I need help trying to close a port... Someone tell me the most simple way of doing this.


----------



## elf (Jul 19, 2002)

A firewall, available for free HERE.

Or you could buy a router with NAT protection (hardware firewall). Or you could get SP2, which has a firewall built in.


----------



## JayIBM (Mar 22, 2005)

Well, im not trying to buy nothin. All im tryin to do is just close one port... Just one... IS there a way i can do this on commmand prompt. :grin:


----------



## elf (Jul 19, 2002)

no, but if you read my previous post, you will read that the program is *FREE* as is the sp2 which comes with windows...

There are no commands available through command prompt that will close a port.


----------



## johnwill (Sep 26, 2002)

Explain what you're _REALLY_ trying to do more specifically, and we might be able to help.


----------



## JayIBM (Mar 22, 2005)

Well there is a certain port that im trying to close that has a block pn it that stops me from going to certain websites, like games and stuff. Well i just wanna play some games and i cant with the block on... So i figured out which port it is and im trying to close it.

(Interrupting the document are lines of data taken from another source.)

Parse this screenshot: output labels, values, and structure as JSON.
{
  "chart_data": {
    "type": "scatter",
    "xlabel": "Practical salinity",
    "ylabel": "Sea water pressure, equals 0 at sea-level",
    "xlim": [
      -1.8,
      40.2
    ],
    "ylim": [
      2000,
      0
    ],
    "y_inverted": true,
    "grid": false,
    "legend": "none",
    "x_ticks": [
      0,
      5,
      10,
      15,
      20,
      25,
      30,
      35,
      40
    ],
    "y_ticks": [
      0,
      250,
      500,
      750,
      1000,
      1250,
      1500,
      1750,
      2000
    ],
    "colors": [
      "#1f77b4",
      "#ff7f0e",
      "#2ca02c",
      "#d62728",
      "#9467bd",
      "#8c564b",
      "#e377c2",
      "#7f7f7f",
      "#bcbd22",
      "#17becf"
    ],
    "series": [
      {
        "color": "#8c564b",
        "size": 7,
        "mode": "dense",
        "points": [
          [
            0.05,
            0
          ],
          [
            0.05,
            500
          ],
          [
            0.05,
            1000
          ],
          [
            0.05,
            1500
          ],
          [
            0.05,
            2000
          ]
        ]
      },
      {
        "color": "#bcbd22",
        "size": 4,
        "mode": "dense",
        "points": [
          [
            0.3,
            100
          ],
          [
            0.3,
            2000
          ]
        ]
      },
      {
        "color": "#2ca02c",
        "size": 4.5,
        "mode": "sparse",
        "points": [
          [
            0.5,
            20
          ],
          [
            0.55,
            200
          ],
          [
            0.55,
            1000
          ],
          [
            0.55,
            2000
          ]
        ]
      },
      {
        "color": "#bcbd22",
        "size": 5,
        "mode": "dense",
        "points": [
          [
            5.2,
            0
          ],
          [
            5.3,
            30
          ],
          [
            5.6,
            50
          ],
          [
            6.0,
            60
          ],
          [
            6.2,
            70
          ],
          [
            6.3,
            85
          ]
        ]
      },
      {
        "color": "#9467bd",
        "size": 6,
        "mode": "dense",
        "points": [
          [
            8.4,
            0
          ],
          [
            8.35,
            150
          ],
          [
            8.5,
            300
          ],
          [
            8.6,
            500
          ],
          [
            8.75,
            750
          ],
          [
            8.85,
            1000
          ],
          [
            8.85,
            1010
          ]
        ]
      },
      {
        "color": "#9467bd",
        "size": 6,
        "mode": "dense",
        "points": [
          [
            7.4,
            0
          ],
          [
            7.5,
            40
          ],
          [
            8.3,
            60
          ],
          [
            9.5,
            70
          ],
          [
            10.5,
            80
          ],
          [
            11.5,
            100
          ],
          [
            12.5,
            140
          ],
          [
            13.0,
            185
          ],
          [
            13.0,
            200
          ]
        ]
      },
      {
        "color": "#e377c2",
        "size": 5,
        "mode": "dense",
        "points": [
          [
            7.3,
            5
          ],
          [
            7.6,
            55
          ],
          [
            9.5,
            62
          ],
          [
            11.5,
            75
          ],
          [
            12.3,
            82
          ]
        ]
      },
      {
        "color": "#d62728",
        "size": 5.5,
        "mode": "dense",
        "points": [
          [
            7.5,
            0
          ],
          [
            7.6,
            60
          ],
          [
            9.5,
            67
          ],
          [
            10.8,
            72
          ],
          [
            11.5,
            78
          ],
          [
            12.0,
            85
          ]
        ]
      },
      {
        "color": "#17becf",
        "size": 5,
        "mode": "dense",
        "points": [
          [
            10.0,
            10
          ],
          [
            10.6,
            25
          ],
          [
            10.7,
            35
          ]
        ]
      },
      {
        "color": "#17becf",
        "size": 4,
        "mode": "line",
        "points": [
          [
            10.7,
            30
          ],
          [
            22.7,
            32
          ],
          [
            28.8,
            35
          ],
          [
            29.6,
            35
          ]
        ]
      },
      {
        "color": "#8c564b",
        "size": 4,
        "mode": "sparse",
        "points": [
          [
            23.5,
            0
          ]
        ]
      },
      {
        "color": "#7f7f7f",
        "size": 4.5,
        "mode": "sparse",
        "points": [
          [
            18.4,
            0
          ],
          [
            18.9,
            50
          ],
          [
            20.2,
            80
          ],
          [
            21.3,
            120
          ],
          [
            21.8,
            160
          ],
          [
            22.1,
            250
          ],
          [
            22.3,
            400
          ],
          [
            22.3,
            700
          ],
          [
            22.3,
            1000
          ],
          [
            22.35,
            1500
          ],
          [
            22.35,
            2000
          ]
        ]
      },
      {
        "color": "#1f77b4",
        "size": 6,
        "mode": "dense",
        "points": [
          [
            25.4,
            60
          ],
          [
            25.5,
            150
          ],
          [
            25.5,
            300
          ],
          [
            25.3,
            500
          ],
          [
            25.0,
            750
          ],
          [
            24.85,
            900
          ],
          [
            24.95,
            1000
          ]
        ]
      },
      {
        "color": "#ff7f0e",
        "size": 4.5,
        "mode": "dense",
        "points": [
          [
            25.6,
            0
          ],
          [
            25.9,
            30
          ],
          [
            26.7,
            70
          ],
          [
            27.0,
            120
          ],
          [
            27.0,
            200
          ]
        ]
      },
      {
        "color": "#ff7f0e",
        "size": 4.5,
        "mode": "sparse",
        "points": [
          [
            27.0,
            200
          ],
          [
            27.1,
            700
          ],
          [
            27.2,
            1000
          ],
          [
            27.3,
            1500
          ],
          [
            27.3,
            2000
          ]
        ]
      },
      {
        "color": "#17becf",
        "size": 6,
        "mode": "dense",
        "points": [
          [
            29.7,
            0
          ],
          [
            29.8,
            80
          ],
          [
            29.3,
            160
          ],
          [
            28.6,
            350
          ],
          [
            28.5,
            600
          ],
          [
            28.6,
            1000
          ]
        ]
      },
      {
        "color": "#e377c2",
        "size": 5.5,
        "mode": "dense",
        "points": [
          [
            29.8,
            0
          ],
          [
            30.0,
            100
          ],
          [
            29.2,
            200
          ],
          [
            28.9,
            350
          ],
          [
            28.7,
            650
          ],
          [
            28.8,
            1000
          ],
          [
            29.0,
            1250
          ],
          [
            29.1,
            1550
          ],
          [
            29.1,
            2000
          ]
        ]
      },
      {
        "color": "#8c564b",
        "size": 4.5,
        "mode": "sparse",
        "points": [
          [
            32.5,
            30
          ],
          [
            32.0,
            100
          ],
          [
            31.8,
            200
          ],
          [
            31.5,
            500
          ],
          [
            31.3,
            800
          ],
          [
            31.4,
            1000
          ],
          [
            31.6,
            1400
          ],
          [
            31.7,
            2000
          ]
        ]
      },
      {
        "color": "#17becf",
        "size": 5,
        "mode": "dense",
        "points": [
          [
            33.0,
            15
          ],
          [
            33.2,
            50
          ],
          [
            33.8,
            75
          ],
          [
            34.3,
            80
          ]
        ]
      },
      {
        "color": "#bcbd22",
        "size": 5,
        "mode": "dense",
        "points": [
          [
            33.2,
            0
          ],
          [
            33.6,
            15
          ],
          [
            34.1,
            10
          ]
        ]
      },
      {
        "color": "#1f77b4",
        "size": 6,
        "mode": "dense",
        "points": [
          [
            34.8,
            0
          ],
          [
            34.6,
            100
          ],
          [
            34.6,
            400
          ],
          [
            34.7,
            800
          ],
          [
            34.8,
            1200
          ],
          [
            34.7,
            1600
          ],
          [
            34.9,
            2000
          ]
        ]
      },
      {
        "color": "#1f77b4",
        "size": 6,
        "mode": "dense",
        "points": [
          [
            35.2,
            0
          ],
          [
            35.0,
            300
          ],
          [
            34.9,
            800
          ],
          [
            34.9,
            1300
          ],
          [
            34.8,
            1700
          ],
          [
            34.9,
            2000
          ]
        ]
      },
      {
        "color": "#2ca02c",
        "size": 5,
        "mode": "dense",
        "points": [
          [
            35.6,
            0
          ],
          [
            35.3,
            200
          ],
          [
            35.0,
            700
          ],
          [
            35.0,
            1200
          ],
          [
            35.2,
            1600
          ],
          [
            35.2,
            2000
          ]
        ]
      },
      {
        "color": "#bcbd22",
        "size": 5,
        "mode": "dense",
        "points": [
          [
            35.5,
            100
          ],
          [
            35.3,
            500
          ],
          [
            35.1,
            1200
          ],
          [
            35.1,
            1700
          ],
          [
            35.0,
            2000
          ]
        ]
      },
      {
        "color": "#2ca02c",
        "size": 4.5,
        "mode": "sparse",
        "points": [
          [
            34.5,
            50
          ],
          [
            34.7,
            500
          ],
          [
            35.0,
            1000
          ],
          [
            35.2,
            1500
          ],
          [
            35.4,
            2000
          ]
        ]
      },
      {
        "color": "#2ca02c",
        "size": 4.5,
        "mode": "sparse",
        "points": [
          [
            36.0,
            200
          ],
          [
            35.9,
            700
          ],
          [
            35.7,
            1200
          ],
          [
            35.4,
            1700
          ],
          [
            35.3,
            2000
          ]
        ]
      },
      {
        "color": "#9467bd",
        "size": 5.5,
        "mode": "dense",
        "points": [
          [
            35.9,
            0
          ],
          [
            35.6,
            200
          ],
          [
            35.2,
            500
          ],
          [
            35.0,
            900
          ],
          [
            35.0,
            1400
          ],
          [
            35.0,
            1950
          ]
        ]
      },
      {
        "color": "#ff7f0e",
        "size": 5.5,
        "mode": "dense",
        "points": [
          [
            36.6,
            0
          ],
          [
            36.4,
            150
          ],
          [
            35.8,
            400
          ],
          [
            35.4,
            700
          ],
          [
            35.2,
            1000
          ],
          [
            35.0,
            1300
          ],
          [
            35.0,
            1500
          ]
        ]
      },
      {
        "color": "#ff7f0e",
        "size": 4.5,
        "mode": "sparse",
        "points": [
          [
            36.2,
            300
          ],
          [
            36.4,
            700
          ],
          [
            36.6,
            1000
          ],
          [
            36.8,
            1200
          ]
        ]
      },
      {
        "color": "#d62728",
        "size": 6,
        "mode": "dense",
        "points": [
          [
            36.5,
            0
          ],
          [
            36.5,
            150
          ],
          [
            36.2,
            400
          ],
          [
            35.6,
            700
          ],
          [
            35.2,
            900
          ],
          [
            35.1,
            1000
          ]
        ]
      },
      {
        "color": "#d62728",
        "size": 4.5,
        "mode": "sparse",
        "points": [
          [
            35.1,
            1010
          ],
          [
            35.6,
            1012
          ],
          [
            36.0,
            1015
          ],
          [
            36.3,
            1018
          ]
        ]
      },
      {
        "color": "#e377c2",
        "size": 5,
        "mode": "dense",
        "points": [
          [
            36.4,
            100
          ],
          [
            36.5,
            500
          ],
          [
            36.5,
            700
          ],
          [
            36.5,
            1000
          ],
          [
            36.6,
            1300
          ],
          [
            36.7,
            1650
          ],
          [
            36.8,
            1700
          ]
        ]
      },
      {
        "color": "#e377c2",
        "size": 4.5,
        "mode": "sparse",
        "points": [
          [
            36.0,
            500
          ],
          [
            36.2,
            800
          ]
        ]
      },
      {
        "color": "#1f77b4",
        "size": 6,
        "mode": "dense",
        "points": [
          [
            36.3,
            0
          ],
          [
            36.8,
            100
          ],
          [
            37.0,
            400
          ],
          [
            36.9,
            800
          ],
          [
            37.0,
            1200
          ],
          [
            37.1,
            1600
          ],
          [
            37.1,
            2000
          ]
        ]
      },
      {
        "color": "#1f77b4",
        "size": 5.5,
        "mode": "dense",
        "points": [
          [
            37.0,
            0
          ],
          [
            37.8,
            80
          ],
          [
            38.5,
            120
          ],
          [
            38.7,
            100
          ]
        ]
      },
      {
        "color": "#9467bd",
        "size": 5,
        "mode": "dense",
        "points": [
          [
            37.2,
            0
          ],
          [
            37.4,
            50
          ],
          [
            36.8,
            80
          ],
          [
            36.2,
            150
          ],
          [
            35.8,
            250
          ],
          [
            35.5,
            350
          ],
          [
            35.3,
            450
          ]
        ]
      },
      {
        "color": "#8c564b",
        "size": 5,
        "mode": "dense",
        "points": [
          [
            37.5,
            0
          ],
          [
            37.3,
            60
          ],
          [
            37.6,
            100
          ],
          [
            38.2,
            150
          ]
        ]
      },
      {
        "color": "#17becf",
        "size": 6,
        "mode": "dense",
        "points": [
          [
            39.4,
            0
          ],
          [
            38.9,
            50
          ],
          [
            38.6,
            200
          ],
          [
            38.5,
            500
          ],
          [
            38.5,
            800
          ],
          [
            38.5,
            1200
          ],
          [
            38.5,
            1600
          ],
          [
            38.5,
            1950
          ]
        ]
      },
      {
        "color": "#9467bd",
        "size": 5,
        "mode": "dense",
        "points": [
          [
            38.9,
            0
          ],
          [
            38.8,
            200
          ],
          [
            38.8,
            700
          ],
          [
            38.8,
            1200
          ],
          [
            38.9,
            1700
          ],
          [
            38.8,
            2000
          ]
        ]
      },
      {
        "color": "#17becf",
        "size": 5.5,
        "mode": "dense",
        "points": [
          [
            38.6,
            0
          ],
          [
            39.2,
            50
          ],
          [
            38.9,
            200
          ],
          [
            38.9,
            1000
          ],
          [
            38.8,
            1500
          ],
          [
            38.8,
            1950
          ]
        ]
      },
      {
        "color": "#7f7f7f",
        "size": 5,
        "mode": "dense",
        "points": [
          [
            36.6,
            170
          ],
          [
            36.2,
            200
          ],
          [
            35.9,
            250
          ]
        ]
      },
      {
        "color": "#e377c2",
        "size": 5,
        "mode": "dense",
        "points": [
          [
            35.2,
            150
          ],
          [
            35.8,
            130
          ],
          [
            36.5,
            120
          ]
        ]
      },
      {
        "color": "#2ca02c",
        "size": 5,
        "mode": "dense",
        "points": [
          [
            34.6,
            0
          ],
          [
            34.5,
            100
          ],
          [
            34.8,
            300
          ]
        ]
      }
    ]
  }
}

I mean, i have no game system, so now i cant even play games online!!! What GIVES?!?! :sad:


----------



## johnwill (Sep 26, 2002)

Well, normally opening ports is what's required to play on-line games, so I'm really confused.

Since you have provided no information about your network connection, what kind of ISP, what make/model of modem, router, etc., it's real hard to be more specific.

The SPECIFIC game site you're trying to access would also help, because someone here might actually know about it.


----------